Les rats ne pouvant pas parler, Aeris écrit une note pour sa mère, qu'elle leur fait lui porter, dans laquelle elle lui demande s'il y a encore un médecin dans le village et si elle juge bon de le faire venir. Elle n'ose pas sortir de la maison de peur de provoquer la panique ou pire, l'espoir, parmi les habitants.

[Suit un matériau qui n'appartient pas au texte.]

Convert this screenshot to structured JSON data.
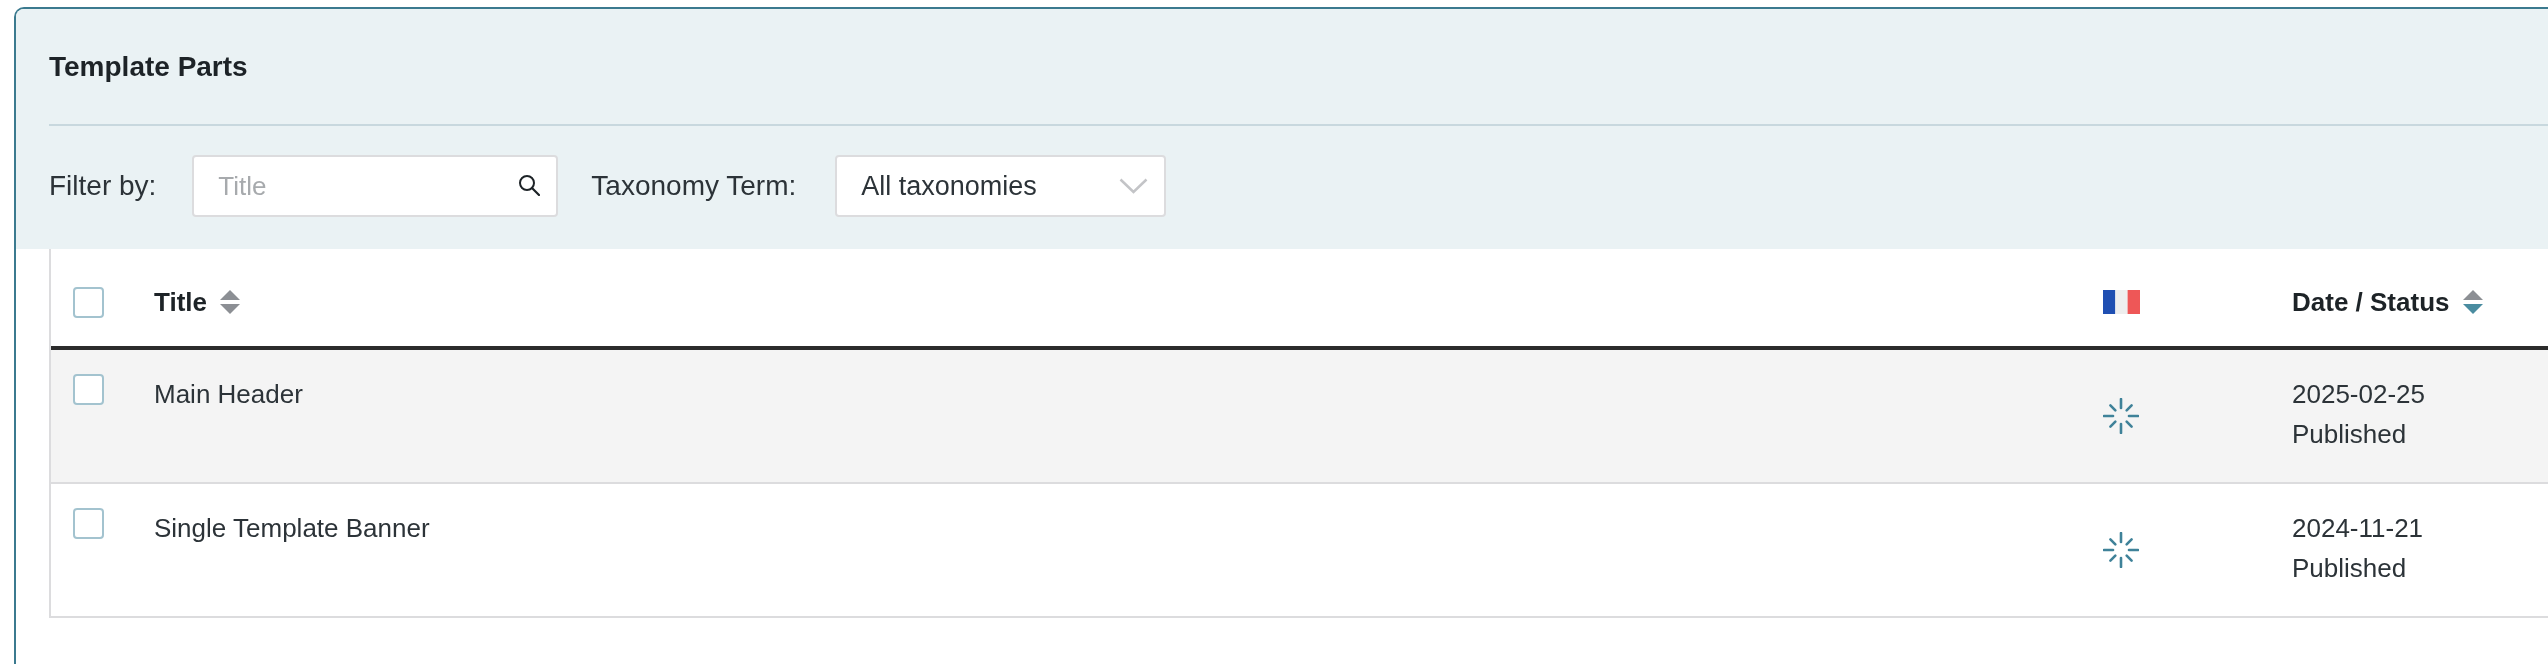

Les deux bestioles trouvent sans trop de problèmes le champ dans lequel Mura est en train de travailler entre deux crises de larmes, et lui apportent le mot qu'Aeris leur a confié. Tobias, ne connaissant pas ni Gründ ni Rahar, s'arme d'une faux et s'apprête à faire disparaître ce qu'il pense être des voleurs de récoltes, jusqu'à ce qu'il voit Mura s'accroupir pour leur permettre de grimper sur ses épaules pendant qu'elle lit la note de sa fille. Puis il se souvient qu'elle a fait mention de deux compagnons dans l'histoire qu'elle a raconté plus tôt. Il s'approche, cette fois-ci, pour voir à quoi ressemblent les deux héros qui lui ont été décrits.
"Je les pensais plus grands. Et moins amochés... Tu ne nous as pas tout raconté, n'est-ce pas? Je comprends, tu ne voulais pas nous affoler. Mais à en juger par l'allure de ces deux-là, ta fille a sûrement besoin d'un médecin, ou au moins d'un herboriste."

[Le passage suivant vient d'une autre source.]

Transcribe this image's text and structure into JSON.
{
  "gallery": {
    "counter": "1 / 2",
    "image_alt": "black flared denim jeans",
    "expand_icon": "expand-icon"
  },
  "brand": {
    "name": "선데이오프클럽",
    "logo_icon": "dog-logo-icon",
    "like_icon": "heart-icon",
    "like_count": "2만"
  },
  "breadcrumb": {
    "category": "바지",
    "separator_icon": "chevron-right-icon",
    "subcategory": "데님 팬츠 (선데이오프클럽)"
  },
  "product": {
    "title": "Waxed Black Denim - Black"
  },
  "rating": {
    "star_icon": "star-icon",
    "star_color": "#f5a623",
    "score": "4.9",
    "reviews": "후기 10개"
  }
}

Mura est prise d'un rire nerveux. Tellement prise par la joie et l'espoir, tellement horrifiée par les deux années passées, elle en a oublié de s'inquiéter des blessures actuelles de sa fille. Et cette dernière aussi, à en juger par la note qu'elle vient de recevoir : elle demande l'aide d'un médecin pour... les blessures de ses rats.
"Je suis une idiote, Tobias. Et une mauvaise mère. Veux-tu bien aller chercher notre médecin et le vétérinaire? Je ramène Rahar et Gründ à la maison, ils ne devraient probablement pas gambader après les épreuves qu'ils ont traversées."
Une fois rentrés, les rats, reconnaissants de ne pas avoir eu besoin de faire le trajet de retour à pattes, s'écroulent sur les genoux d'Aeris. Maintenant que leur calvaire est terminé, qu'ils ne sont plus en permanence à l'affût du danger, ils se rendent compte qu'ils sont en sécurité et se permettent enfin de succomber à l'épuisement.
Le vétérinaire, en les voyant, sent les larmes lui monter aux yeux. Les pauvres bêtes ont souffert plus qu'ils ne le laissent voir. De multiples blessures mal cicatrisées recouvrent leur petit corps, des os mal ressoudés forment des angles bizarres dans leurs pattes et il manque à l'un un oeil et à l'autre un bon morceau de queue.
"Ces petites bestioles m'ont l'air d'être de grands guerriers, vous avez eu de la chance de les avoir à vos côtés, Aeris. Ils ont besoin de soin et de beaucoup de repos. Je vais malheureusement devoir les opérer pour remettre des os en place et voir si je peux éviter que leurs blessures les plus récentes ne s'infectent. Je vous les emprunte quelques jours s'ils sont d'accords, je n'ai pas ici ce qu'il faut pour m'occuper d'eux comme ils le méritent."
Aeris aussi a besoin de soins poussés et accepte de rester quelques jours chez le médecin pendant que les rats récupèrent chez le vétérinaire. Mura en est étrangement soulagée : elle aura ainsi le temps de faire le point sur ses émotions et de s'occuper un peu de sa maison, qu'elle a délaissée depuis le retour de sa fille.